The motion court erroneously dismissed the second and third causes of action, which it stated are based on a purported 1992 agreement, as time-barred. Such causes, however, are based on defendants’ refusal to offer plaintiff a renewal lease when his original lease expired on January 31, 2004. It was this refusal that was the breach that triggered the running of the statute of limitations. Thus, this action, which was commenced some four months later, was timely commenced. We also find no merit to defendants’ claim that the March 4, 1992 letter bars the present action.
With regard to the separate dissents, plaintiff has not ap*733pealed the dismissal of his first cause of action for specific performance of the alleged 1992 agreement, the same relief sought by the plaintiff in Drucker v Mauro (30 AD3d 37 [2006], appeal dismissed 7 NY3d 844 [2006]), and an injunction barring defendants from maintaining a holdover proceeding against him on the ground that the apartment is no longer his primary residence. Thus, it is not the subject of this appeal and has been relegated to Civil Court for determination. Nor does he appeal from the dismissal of the fourth cause of action for recovery of an alleged $50,000 illegal rent overcharge. Rather, he limits his appeal to the dismissal of the second and third causes of action. Nevertheless, the dissenters, although agreeing that plaintiff may assert his purported right to a renewal lease in defense of the pending holdover proceeding where the enforceability of the parties’ agreement, an issue raised for the first time on appeal, will be decided, both seek to prejudge the issue.
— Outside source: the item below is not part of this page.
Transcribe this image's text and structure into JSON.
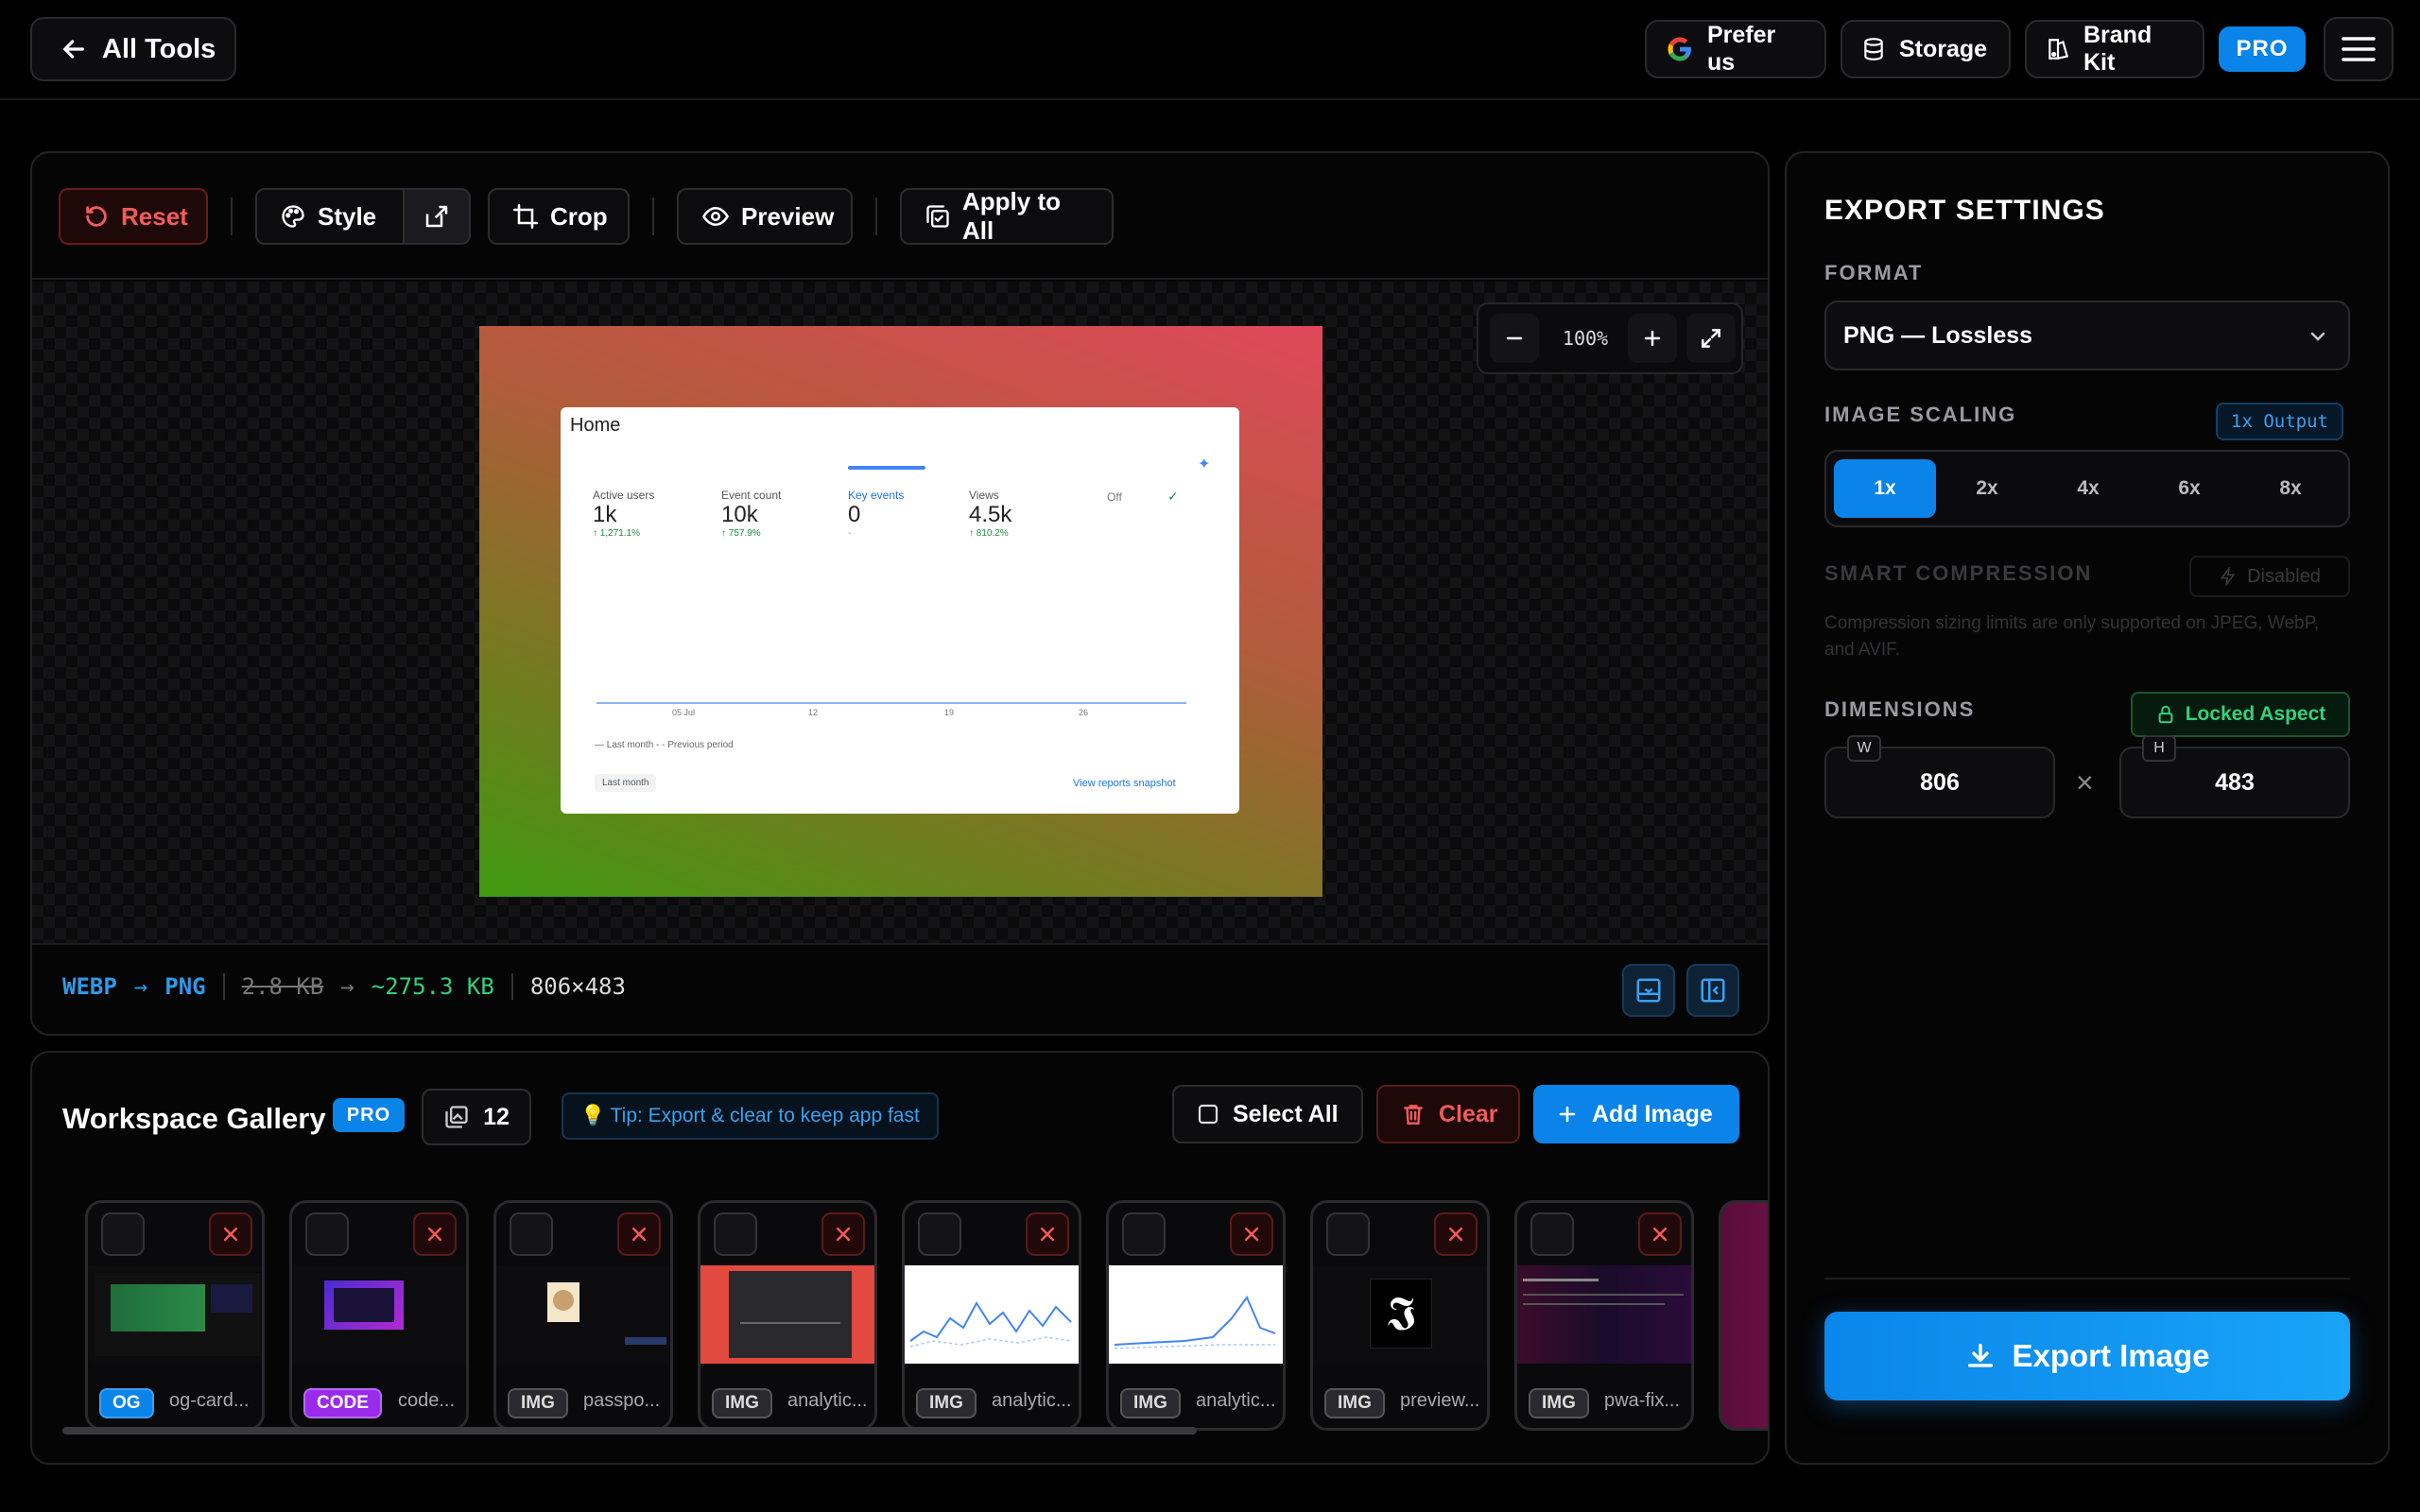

In any event, even though a violation of public policy may be raised for the first time on appeal and defendants have raised the issue of unenforceability on that ground in their brief, this case is readily distinguishable from Drucker v Mauro since, as already noted, plaintiff’s cause of action for specific performance of the alleged agreement has been relegated to Civil Court for determination and is not the subject of this appeal. There is also no claim that plaintiff obtained anything more than a valid rent stabilized lease and neither party seeks reformation or rescission of the alleged contract, which was freely entered into and acquiesced in for more than 10 years before being finally challenged, as the tenants sought to do in Schultz v 400 Coop. Corp. (292 AD2d 16 [2002]). Rather, plaintiff, in his second and third causes of action, is seeking damages for defendants’ refusal to renew or extend his lease of the subject rent stabilized apartment. As noted by this Court in 390 W. End Assoc, v Baron (274 AD2d 330, 333 [2000]), even where a lease is void, a tenant may pursue a claim with respect to profits obtained by a landlord in violation of the Rent Stabilization Law. Concur—Andrias, Marlow and Malone, JJ.